UK Bank base rates drop. What difference will it make?

By Chris Clare

The Bank of England's monetary policy committee met on 6th November 2008 and took the decision to drop the bank base rate by an incredible 1.5%. Not only has this never occurred before, but the last time the base rate sat as low as 3% in the United Kingdom was 1954.

The question is, will this help both ourselves and the economy, both in the short and long term. I am afraid that my answer to this would have to be no, I can't see it happening. The reason behind this is that the lenders will be unwilling to pass on the 1.5% to the public because they were unable to pass on the previous rate cut either. To put it into perspective, their standard variable rate is still at the level that it was more than 6 months ago, go figure.

The problem that most lending institutions have both here in the UK and around the globe is even though bank base rates have reduced the cost of funds from bank to bank has not fallen at the same rate. The rate at which financial institutions in the UK lend to each other is called the LIBOR rate which stands for the London inter-bank offered rate. Whilst LIBOR has come down very slightly over the last few months it is quite considerably out of sync with bank base rates. So even though money appears to be cheaper it is not.

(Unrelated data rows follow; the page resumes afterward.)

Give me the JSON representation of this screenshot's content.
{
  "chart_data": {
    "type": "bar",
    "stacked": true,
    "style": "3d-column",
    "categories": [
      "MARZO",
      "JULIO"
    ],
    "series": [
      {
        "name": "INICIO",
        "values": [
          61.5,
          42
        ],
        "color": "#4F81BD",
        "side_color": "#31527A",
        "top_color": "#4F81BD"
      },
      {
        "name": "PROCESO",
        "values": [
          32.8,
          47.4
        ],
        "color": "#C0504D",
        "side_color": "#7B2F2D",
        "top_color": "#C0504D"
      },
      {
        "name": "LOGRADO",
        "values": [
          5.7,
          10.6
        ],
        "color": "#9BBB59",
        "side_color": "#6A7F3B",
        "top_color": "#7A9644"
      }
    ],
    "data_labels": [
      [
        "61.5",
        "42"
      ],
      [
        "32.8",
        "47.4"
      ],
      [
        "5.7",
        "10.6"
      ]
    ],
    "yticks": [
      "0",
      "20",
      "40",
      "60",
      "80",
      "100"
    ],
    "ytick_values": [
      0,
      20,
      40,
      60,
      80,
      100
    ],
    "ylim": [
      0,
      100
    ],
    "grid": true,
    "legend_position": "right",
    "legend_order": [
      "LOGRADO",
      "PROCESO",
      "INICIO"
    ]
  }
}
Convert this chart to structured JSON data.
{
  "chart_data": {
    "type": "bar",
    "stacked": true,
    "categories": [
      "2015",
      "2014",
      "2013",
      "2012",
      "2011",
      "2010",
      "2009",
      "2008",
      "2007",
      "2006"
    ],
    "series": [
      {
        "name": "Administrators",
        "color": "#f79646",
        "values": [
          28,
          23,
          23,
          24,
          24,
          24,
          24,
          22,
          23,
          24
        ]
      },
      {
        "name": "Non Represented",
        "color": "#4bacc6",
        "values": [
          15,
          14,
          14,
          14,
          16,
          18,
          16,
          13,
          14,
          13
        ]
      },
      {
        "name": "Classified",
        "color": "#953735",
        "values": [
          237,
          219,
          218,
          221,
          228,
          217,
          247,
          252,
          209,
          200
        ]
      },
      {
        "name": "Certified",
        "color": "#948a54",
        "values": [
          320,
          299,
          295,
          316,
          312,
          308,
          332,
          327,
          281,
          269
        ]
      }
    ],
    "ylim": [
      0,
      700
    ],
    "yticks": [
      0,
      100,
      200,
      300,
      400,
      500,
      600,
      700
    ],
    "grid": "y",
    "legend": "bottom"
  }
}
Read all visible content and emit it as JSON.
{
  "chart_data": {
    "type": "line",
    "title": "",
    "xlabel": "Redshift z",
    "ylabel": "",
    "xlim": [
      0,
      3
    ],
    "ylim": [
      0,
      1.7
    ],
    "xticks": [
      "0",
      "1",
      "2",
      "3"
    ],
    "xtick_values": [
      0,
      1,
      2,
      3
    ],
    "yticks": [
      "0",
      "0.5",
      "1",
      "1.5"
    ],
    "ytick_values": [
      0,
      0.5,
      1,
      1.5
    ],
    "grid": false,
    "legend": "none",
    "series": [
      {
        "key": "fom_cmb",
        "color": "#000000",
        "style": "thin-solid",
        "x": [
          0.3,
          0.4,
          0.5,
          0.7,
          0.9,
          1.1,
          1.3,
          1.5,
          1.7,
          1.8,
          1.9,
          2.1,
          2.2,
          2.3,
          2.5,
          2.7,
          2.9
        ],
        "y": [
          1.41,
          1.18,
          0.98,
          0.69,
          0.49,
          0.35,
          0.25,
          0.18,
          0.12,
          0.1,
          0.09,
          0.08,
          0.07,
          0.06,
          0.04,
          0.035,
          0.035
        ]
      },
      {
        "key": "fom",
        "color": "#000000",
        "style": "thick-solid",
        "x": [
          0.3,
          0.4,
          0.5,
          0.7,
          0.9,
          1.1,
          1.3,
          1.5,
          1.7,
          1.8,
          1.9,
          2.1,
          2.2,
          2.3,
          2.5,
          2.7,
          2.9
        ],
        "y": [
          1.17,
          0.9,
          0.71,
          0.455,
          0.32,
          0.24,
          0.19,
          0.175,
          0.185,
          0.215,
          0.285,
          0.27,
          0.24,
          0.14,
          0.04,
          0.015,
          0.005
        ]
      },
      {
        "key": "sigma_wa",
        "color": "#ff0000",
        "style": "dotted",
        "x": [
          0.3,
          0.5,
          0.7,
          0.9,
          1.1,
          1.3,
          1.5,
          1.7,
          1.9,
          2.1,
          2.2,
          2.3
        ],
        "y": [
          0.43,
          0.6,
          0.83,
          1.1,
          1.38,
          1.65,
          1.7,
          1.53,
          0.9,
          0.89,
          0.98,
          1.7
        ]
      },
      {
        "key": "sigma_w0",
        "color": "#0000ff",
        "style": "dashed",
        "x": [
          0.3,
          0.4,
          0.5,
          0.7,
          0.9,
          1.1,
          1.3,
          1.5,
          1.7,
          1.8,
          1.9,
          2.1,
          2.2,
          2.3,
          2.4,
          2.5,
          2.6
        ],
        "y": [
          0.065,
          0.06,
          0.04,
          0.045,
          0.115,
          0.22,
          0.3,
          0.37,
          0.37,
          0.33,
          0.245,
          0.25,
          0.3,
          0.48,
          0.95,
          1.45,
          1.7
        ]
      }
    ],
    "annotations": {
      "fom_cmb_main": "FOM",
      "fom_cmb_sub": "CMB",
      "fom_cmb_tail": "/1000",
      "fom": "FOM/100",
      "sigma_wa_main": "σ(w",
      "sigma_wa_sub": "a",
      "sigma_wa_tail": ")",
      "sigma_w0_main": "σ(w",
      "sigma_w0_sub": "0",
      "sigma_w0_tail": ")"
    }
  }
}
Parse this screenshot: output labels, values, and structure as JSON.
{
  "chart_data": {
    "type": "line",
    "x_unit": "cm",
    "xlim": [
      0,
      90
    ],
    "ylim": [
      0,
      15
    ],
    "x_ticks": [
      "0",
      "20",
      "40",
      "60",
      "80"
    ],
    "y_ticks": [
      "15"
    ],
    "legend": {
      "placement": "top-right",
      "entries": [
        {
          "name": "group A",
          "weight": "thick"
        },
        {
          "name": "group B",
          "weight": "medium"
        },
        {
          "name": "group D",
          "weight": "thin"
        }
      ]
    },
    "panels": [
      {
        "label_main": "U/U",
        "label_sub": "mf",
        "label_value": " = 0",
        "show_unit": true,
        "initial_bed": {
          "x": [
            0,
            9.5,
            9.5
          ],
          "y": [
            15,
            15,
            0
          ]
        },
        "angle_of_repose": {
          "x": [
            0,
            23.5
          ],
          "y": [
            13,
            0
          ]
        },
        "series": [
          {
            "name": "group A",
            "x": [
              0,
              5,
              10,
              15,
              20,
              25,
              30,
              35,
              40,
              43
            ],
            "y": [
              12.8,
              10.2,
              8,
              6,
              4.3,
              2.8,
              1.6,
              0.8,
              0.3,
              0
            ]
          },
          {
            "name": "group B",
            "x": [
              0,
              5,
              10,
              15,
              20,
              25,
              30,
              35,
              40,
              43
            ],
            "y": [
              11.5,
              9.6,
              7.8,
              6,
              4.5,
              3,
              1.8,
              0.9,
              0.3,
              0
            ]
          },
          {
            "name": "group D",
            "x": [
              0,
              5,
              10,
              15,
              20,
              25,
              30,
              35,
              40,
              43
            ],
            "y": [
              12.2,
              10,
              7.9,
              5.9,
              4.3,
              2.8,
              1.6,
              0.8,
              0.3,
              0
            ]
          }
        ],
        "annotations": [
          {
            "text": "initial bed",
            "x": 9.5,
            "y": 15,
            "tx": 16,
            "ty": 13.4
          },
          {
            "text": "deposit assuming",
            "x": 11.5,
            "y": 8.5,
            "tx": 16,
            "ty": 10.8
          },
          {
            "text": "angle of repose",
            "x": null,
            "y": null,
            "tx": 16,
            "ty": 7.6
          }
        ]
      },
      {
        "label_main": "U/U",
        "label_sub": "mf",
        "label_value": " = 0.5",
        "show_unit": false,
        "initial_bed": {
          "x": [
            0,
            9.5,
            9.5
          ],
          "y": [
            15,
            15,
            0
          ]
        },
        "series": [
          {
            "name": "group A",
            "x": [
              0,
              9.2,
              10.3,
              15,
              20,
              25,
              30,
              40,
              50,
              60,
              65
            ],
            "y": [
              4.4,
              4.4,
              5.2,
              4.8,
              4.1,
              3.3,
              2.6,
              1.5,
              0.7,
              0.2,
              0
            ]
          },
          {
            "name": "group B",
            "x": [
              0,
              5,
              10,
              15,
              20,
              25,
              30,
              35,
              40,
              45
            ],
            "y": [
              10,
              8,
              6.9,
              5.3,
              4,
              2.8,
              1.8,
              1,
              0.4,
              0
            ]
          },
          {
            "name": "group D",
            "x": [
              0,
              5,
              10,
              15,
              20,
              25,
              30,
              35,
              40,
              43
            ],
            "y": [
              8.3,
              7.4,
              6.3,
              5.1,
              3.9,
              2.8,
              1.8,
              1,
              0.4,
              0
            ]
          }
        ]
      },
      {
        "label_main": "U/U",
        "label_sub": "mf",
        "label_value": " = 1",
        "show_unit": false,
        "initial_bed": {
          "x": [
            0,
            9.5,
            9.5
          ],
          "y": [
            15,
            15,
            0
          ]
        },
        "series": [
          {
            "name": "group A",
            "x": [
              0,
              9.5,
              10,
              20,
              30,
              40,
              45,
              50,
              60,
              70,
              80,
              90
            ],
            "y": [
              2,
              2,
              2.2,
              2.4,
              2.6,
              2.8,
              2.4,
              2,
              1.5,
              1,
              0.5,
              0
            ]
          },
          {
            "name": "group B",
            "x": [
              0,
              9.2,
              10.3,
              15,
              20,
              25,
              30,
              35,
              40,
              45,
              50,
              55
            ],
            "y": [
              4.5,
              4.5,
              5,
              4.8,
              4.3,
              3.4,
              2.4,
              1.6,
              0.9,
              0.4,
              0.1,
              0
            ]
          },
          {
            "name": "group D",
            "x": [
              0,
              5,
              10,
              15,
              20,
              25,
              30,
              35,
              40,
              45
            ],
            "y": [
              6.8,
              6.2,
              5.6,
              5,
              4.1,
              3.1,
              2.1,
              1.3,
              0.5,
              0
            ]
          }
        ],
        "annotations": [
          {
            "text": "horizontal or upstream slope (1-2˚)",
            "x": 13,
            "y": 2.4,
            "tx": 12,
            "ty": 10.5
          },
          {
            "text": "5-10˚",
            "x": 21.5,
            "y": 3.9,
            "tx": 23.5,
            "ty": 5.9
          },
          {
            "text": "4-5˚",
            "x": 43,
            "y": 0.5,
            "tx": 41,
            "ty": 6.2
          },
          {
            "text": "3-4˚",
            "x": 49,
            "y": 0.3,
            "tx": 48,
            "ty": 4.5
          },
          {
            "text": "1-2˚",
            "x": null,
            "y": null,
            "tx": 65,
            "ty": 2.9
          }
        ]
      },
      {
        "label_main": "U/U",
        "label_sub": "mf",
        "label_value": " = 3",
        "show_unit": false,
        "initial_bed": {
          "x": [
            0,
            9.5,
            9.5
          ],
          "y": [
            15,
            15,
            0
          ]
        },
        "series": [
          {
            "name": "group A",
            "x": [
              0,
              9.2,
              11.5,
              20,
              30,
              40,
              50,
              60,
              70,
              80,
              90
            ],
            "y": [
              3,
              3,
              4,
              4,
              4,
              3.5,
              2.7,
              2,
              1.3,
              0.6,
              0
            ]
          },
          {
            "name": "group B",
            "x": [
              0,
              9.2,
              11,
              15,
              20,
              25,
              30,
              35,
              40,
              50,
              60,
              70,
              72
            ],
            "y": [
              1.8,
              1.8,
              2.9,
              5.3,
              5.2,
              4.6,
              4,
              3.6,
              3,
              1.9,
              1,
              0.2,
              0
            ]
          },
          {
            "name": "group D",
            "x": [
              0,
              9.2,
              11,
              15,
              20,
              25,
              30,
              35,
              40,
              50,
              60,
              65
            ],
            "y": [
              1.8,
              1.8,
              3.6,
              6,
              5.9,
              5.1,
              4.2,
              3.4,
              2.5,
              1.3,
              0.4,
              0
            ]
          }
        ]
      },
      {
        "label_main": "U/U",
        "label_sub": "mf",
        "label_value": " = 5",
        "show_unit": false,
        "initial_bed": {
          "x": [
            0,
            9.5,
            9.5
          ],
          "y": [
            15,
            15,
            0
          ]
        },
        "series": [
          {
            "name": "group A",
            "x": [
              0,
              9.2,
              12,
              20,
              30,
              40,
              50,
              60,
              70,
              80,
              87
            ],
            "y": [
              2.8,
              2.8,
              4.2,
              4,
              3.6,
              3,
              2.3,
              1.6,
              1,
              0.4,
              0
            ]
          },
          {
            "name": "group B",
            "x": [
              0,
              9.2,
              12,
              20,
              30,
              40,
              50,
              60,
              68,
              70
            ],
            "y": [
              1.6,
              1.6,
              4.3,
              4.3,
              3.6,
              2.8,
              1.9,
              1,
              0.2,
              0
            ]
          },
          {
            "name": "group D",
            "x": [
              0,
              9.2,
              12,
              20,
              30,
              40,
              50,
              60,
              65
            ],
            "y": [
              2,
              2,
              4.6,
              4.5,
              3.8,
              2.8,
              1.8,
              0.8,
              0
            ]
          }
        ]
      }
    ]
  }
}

The LIBOR rate is dictated by the willingness of the institutions to loan money to each other. Due to the onset of the credit crunch and the fact that the poor lending policies of the institutions have come to light, there has been an unwillingness to lend between the institutions and this has a knock on effect on the LIBOR. They all know about each other's shoddy lending policies of the past and, due to the down turn in the economy, they do not want to expose themselves any further.

You might have thought that the huge injection of capital from governments both here and abroad would have oiled the system but let me tell you this is far from the case. I am unsure why, there are rumors that lenders have been told that as a condition of the injection they have to lend a set percentage more next year than this year and as such they are saving themselves for that mandatory position but who knows. All I know is there is very little money out there, what is there is at low loan to values and the rates are poor.

I personally think that todays decision will have the effect of boosting consumer confidence, people will think that low base rates can only mean things are going to get better. That said they will soon realise this may not actually be the case, especially if their particular lender does not pass that increase on to them within their own mortgage. That said commercial finance should get cheaper as most commercial finance deals are based as a percentage over base rates so any deals that have been done in the past will benefit from this cut.

That said a lot of commercial lenders have already increased their over base rate quotes in anticipation for new borrowings. On that same theme many lenders have increased or even withdrawn their base rate tracker products through risk of losing money once a large base rate such as this is suggested. With such a large single rate cut it really makes you wonder whether some parties actually knew this was coming???

So what effect are we looking at, if any? Well, to be frank, in the short term we are probably looking at very little change at all. But still we have to believe that over time the positive knock on effects of this drop in the base rate simply have to reach down to the people on the ground. Otherwise we are facing a very bleak financial future indeed.